Layer 2 of the Big Data Stack: Operational Databases

By Judith Hurwitz, Alan Nugent, Fern Halper, Marcia Kaufman

At the core of any big data environment, and layer 2 of the big data stack, are the database engines containing the collections of data elements relevant to your business. These engines need to be fast, scalable, and rock solid. They are not all created equal, and certain big data environments will fare better with one engine than another, or more likely with a mix of database engines.

For example, although it is possible to use relational database management systems (RDBMSs) for all your big data implementations, it is not practical to do so because of performance, scale, or even cost. A number of different database technologies are available, and you must take care to choose wisely.
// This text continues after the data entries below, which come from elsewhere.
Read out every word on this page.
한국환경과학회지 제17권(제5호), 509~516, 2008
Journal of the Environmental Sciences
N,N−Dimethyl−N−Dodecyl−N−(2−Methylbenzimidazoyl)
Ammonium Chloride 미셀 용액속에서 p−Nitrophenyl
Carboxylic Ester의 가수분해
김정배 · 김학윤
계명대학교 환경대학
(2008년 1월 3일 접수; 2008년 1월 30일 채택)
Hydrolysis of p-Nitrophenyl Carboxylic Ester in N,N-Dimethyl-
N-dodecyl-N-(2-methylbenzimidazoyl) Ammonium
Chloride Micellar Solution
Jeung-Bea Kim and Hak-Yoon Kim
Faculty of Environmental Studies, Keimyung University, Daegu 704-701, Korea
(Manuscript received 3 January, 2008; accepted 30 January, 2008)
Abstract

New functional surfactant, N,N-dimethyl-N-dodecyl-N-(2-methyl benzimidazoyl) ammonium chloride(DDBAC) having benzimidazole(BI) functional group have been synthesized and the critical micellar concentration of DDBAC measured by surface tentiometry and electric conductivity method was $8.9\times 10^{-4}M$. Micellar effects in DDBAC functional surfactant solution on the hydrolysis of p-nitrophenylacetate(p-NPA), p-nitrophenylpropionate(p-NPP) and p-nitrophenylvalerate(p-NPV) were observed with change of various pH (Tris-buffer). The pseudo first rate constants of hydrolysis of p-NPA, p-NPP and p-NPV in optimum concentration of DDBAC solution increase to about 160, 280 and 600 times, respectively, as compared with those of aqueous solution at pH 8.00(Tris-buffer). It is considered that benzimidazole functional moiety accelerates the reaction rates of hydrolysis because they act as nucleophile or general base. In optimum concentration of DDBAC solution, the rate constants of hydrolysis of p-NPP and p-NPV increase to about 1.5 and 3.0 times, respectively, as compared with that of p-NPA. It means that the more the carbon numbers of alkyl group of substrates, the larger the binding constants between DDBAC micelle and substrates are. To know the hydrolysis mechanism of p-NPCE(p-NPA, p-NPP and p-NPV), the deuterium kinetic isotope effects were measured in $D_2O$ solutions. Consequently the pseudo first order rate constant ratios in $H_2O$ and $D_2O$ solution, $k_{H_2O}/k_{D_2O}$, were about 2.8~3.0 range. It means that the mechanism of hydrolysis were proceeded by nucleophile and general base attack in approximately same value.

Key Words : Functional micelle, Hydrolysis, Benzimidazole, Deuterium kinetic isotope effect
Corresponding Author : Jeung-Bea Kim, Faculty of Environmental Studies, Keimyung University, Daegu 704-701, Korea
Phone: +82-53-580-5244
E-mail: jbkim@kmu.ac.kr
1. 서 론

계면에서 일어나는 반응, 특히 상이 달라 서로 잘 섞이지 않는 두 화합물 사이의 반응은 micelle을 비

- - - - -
No single right choice exists regarding database languages. Although SQL is the most prevalent database query language in use today, other languages may provide a more effective or efficient way of solving your big data challenges. It is useful to think of the engines and languages as tools in an “implementer’s toolbox.” Your job is to choose the right tool.

For example, if you use a relational model, you will probably use SQL to query it. However, you can also use alternative languages like Python or Java. It is very important to understand what types of data can be manipulated by the database and whether it supports true transactional behavior. Database designers describe this behavior with the acronym ACID. It stands for

  • Atomicity: A transaction is “all or nothing” when it is atomic. If any part of the transaction or the underlying system fails, the entire transaction fails.

  • Consistency: Only transactions with valid data will be performed on the database. If the data is corrupt or improper, the transaction will not complete and the data will not be written to the database.

  • Isolation: Multiple, simultaneous transactions will not interfere with each other. All valid transactions will execute until completed and in the order they were submitted for processing.

  • Durability: After the data from the transaction is written to the database, it stays there “forever.”

    Engine Query Language MapReduce Data Types Transactions Examples
    Relational SQL, Python, C No Typed ACID PostgreSQL, Oracle, DB/2
    Columnar Ruby Hadoop Predefined and typed Yes, if enabled HBase
    Graph Walking, Search, Cypher No Untyped ACID Neo4J
    Document Commands JavaScript Typed No MongoDB, CouchDB
    Key-value Lucene, Commands JavaScript BLOB, semityped No Riak, Redis

After you understand your requirements and understand what data you’re gathering, where to put it, and what to do with it, you need to organize it so that it can be consumed for analytics, reporting, or specific applications.